Avant d'entrer dans le vif du sujet, il paraît nécessaire de procéder à
une mise au point. Nous avons à peine eu le temps d'adapter nos esprits
à l'idée de la reproductivité mécanique de l'œuvre d'art que nous voilà
déjà projetés dans sa réalité "communicationnelle" et "électronique". En
suivant le développement exponentiel des technologies, l'art cherche à tracer
ses premiers sillons dans l'ordre du numérique, du digital et des supports
informatiques à vocation interactive. S'il est encore trop tôt pour préjuger
des conséquences "qua-litatives" pour l'esthétique, nous savons déjà que
les changements en cours sont considérables. L'époque que nous vivons est
passionnante car nous nous situons à un moment de rupture historique, à
l'articulation de deux cultures. Par certains côtés, nous vivons encore
dans le passé, avec des valeurs, des comportements, des pratiques en déclin.
Par d'autres côtés, nous sommes soumis à une formidable pression du changement
qui ne cesse de s'accentuer. Il reste à évaluer à partir de quel moment,
autour de quel point, le monde sera appelé à basculer. Nous sommes donc
condamnés encore à errer d'un monde à l'autre quelque temps… C'est ce
que notre pensée a été elle-même amenée à adopter et à suivre comme cheminement
dans cet ouvrage.
Nous l'aurons tous vécu, et constaté en maintes circonstances,
nul n'a jamais pu apporter une définition de l'art satisfaisante
pour tous. Selon la définition qu'en donne Mikaël Dufrenne dans
le cédérom de l'Encyclopédie Universelle l'oeuvre d'art
serait "ce que l'homme produit, et ce qu'il fait et ce qu'il devient en
faisant, parce que faire lui est essentiel". La notion d'oeuvre d'art est
au centre de celle d'Esthétique. Elle constitue le produit d'un travail
singulier, indivisible, défini par son originalité et sa gratuité.

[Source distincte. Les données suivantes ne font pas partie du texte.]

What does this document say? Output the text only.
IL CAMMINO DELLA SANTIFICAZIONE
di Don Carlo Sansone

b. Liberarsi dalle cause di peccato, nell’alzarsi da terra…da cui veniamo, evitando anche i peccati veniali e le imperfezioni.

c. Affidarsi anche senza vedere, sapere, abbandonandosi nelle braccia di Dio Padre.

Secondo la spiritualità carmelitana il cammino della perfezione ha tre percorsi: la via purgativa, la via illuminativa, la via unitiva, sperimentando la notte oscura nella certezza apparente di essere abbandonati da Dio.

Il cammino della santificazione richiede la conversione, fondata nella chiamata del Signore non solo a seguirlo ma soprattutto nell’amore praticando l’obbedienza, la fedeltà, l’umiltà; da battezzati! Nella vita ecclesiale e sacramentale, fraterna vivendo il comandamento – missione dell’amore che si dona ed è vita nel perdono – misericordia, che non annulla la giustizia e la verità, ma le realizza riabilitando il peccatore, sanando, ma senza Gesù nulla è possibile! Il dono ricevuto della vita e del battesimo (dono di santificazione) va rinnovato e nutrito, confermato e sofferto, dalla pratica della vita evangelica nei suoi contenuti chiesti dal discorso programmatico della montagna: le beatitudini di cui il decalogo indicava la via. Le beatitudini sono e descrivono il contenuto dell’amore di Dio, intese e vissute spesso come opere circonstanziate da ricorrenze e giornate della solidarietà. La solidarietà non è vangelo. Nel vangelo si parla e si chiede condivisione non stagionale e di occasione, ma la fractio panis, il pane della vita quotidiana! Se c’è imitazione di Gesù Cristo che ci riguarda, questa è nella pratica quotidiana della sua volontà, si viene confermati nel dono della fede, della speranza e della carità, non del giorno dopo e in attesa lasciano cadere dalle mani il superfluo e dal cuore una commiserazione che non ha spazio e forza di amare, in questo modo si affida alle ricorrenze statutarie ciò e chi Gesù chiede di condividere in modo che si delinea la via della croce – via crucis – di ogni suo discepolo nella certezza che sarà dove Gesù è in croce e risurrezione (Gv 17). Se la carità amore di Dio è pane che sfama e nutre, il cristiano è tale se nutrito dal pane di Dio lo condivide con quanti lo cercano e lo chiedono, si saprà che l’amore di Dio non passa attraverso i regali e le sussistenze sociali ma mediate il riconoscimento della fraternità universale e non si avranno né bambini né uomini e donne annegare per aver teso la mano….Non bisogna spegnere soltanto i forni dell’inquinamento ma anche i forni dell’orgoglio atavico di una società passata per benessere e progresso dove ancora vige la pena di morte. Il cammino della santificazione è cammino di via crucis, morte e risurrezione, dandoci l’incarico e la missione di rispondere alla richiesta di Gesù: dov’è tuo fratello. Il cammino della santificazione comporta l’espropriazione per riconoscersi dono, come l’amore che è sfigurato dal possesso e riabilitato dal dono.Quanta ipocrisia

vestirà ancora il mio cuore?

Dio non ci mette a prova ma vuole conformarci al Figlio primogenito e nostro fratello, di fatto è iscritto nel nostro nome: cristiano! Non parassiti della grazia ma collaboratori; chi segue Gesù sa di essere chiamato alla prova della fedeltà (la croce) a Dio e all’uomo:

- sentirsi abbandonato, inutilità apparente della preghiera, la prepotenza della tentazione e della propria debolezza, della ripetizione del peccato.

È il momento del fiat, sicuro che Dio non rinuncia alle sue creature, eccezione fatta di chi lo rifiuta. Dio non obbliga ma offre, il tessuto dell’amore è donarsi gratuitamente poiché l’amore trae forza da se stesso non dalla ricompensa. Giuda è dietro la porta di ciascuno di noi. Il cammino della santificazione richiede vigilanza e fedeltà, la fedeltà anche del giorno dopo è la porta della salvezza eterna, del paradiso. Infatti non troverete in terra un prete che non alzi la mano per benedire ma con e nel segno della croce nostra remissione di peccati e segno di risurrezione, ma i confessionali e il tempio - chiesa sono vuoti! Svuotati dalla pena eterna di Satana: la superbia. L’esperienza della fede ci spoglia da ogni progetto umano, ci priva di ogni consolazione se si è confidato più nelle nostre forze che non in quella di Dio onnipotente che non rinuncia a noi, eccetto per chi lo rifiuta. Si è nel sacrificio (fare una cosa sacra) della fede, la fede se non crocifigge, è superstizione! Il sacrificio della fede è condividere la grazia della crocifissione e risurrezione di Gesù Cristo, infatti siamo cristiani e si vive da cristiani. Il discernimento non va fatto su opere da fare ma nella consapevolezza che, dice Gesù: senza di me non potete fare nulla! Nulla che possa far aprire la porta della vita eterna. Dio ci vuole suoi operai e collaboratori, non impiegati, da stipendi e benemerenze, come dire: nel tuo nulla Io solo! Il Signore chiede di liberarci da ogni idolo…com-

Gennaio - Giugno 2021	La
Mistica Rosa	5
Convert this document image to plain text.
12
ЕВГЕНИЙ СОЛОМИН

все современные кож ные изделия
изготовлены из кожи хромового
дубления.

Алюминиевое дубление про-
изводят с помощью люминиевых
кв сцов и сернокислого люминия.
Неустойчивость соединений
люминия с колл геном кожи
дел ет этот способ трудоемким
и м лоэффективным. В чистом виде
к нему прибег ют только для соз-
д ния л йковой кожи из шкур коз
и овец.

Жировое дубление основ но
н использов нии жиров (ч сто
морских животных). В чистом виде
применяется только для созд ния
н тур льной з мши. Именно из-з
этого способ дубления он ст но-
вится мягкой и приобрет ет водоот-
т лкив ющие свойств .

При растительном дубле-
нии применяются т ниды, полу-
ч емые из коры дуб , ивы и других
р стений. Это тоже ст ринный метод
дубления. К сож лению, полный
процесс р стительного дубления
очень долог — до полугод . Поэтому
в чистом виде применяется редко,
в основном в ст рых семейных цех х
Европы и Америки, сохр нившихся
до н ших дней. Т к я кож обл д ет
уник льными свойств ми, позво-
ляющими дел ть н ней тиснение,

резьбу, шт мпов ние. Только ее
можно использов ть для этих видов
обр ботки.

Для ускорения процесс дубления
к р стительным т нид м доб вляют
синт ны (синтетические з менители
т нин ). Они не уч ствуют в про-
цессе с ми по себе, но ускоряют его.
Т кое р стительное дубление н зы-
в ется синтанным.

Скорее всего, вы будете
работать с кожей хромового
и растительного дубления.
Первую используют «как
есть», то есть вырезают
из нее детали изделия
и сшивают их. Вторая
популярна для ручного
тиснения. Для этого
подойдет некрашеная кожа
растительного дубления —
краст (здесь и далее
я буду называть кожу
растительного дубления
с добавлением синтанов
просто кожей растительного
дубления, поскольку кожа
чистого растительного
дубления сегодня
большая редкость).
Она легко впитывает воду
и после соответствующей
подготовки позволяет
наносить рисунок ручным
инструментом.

En tout état de cause, elle est plus qu'un ensemble d'effets et de
manipulations techniques. Pour échapper à une confusion courante,
il nous faut d'emblée marquer clairement la distinction entre l'art
et la technique. Bien que l'origine étymologique soit commune, la
catégorisation se fera progressivement au cours d'un long parcours
historique, la différenciation s'opérant progressivement entre
la pratique manuelle et la catégorie intellectuelle. Cette distinction
est désormais un fait social. Les tâches pratiques d'exécution
(les techniques manuelles ou instrumentales) et les tâches de conception
(l'art et la science en tant qu'activités de l'esprit) sont dissociées
par (depuis) l'ère industrielle. L'Encyclopédie opposait déjà
le terme "art" au terme "technique". Aujourd'hui si l'art numérique
et des communications est en relation étroite avec la technique,
il n'en reste pas moins, même dans le réseau Internet, un art
à part entière, et la confusion qu'entretiennent certains
à ce sujet doit être dissipée. Il est tout à
fait évident que l'art est une catégorie de la pensée
humaine et non la seule résultante d'une production machinique. Le
concept d'oeuvre d'art est de fait sujet à des variations selon le
moment, selon les procédés artistiques utilisés. Inévitablement
la notion d'oeuvre d'art et la création artistique sont actuellement
marquées par l'empreinte des nouvelles technologies de l'information
et de la communication. L'obsolescence de plus en plus rapide des technologies
plonge les artistes dans un état de permanente expérimentation.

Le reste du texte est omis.